Everybody knows about the U.S. Preventative Services Task Force. I just want to touch on a few of the other guideline recommendations. Early detection reduces the risk of being diagnosed with metastatic prostate cancer. We already talked about that here; the real-time data from the ERSPC. Here’s what happened in the United States when PSA screening started in the early 1990s. You can see very large drops in prostate cancer mortality.
How about this idea of an early-in-life PSA? PLCO doesn’t get credit for this, but Dave alluded to it, that the first publication on the fact that if you had a very low PSA, and that conferred a very low risk of aggressive prostate cancer in the next decade, started in PLCO. Then it was observed also in the ERPSC, where if you start with very low PSAs, you have to screen an enormous number of patients, and treat and enormous number of patients to prevent one death.
Then, of course, there was the Malmo Preventive Trial, which showed the value of getting early-in-life PSAs, and the statement that if you have three PSAs less than 2.0 up to the age of 60, you should be exempt from screening. This is corroborated to some extent by the U.S. Physicians’ Health Study. Mark Preston and his team reported this recently in The Journal of Urology. There’s a study going on evaluating that.
The AUA recently changed the guidelines, as you know, and recommends screening for men between 55-69, but again, stipulating that there’s a fairly small benefit. The AUA is recommending, to reduce the harms of screening, an interval of every two years.
Here are the NCCN guidelines recommending starting around the age of 45. If your PSA is greater than 1.0, frequent testing if it’s less than one, less frequent testing at every 2-5 years. When you have a PSA of greater than 3.0 you should consider having a biopsy, or you should consider having some of these reflex tests, such as free PSA Opko 4K or PHI.
I just want to talk a little bit about Opko 4K. Looking at the ERSPC, looking at the Malmo data, if you had a PSA of greater than 2.0 at the age of 60, you were considered at relatively high risk, and you should be screened, but if you also know that meant Opko 4K score, about half of those men would be reclassified as having low-risk disease, and therefore would need less aggressive screening.
I apologize for this.
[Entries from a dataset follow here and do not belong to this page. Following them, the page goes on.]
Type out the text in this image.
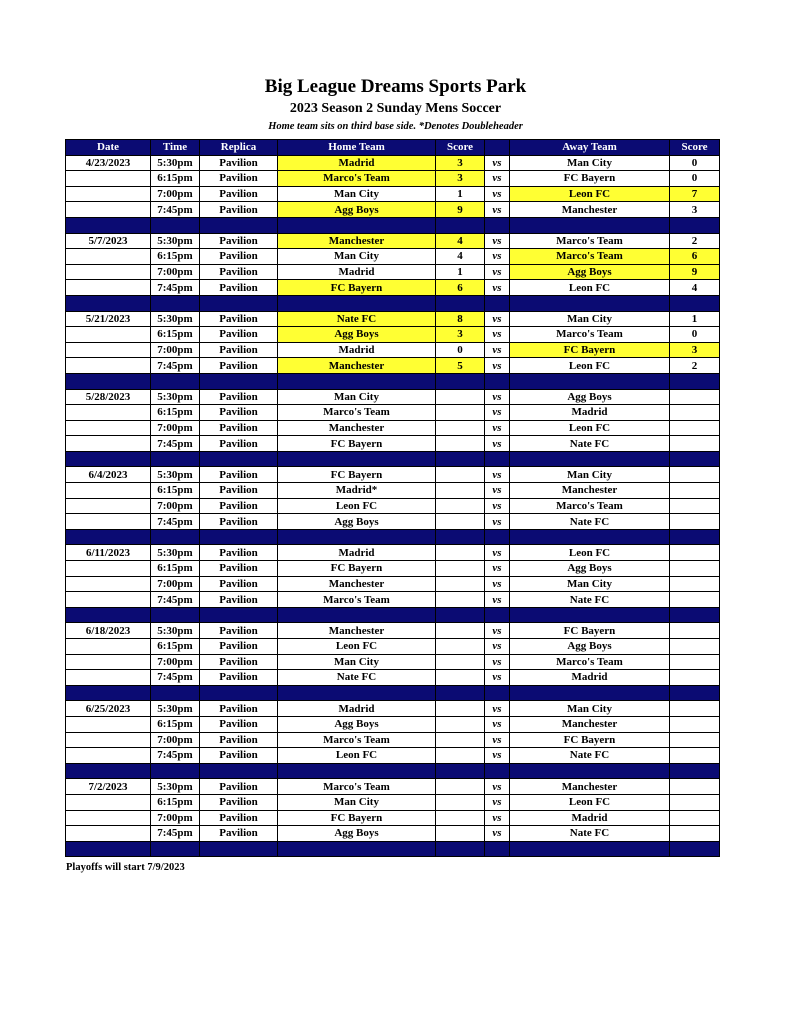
Big League Dreams Sports Park
2023 Season 2 Sunday Mens Soccer
Home team sits on third base side. *Denotes Doubleheader
Date	Time	Replica	Home Team	Score		Away Team	Score
4/23/2023	5:30pm	Pavilion	Madrid	3	vs	Man City	0
	6:15pm	Pavilion	Marco's Team	3	vs	FC Bayern	0
	7:00pm	Pavilion	Man City	1	vs	Leon FC	7
	7:45pm	Pavilion	Agg Boys	9	vs	Manchester	3

5/7/2023	5:30pm	Pavilion	Manchester	4	vs	Marco's Team	2
	6:15pm	Pavilion	Man City	4	vs	Marco's Team	6
	7:00pm	Pavilion	Madrid	1	vs	Agg Boys	9
	7:45pm	Pavilion	FC Bayern	6	vs	Leon FC	4

5/21/2023	5:30pm	Pavilion	Nate FC	8	vs	Man City	1
	6:15pm	Pavilion	Agg Boys	3	vs	Marco's Team	0
	7:00pm	Pavilion	Madrid	0	vs	FC Bayern	3
	7:45pm	Pavilion	Manchester	5	vs	Leon FC	2

5/28/2023	5:30pm	Pavilion	Man City		vs	Agg Boys	
	6:15pm	Pavilion	Marco's Team		vs	Madrid	
	7:00pm	Pavilion	Manchester		vs	Leon FC	
	7:45pm	Pavilion	FC Bayern		vs	Nate FC	

6/4/2023	5:30pm	Pavilion	FC Bayern		vs	Man City	
	6:15pm	Pavilion	Madrid*		vs	Manchester	
	7:00pm	Pavilion	Leon FC		vs	Marco's Team	
	7:45pm	Pavilion	Agg Boys		vs	Nate FC	

6/11/2023	5:30pm	Pavilion	Madrid		vs	Leon FC	
	6:15pm	Pavilion	FC Bayern		vs	Agg Boys	
	7:00pm	Pavilion	Manchester		vs	Man City	
	7:45pm	Pavilion	Marco's Team		vs	Nate FC	

6/18/2023	5:30pm	Pavilion	Manchester		vs	FC Bayern	
	6:15pm	Pavilion	Leon FC		vs	Agg Boys	
	7:00pm	Pavilion	Man City		vs	Marco's Team	
	7:45pm	Pavilion	Nate FC		vs	Madrid	

6/25/2023	5:30pm	Pavilion	Madrid		vs	Man City	
	6:15pm	Pavilion	Agg Boys		vs	Manchester	
	7:00pm	Pavilion	Marco's Team		vs	FC Bayern	
	7:45pm	Pavilion	Leon FC		vs	Nate FC	

7/2/2023	5:30pm	Pavilion	Marco's Team		vs	Manchester	
	6:15pm	Pavilion	Man City		vs	Leon FC	
	7:00pm	Pavilion	FC Bayern		vs	Madrid	
	7:45pm	Pavilion	Agg Boys		vs	Nate FC	

Playoffs will start 7/9/2023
We just did an analysis that we’ll present at the AUA in the PLCO trial showing that if we had known Opko 4K scores, we could have reduced biopsy in about 35% of the patients, and we would have misdiagnosed about 1 or 2% of the high-risk cancers. So, that really would have saved a lot.
So, in summary, I think PSA-based screening can in fact reduce prostate cancer mortality. It’s not right to just screen men on the basis of age. Risk-adapted screenings starting at an early age in life is good, but as we’ll hear later on, there’s no doubt that new markers in better biopsy is really going to turn the tide in our favor.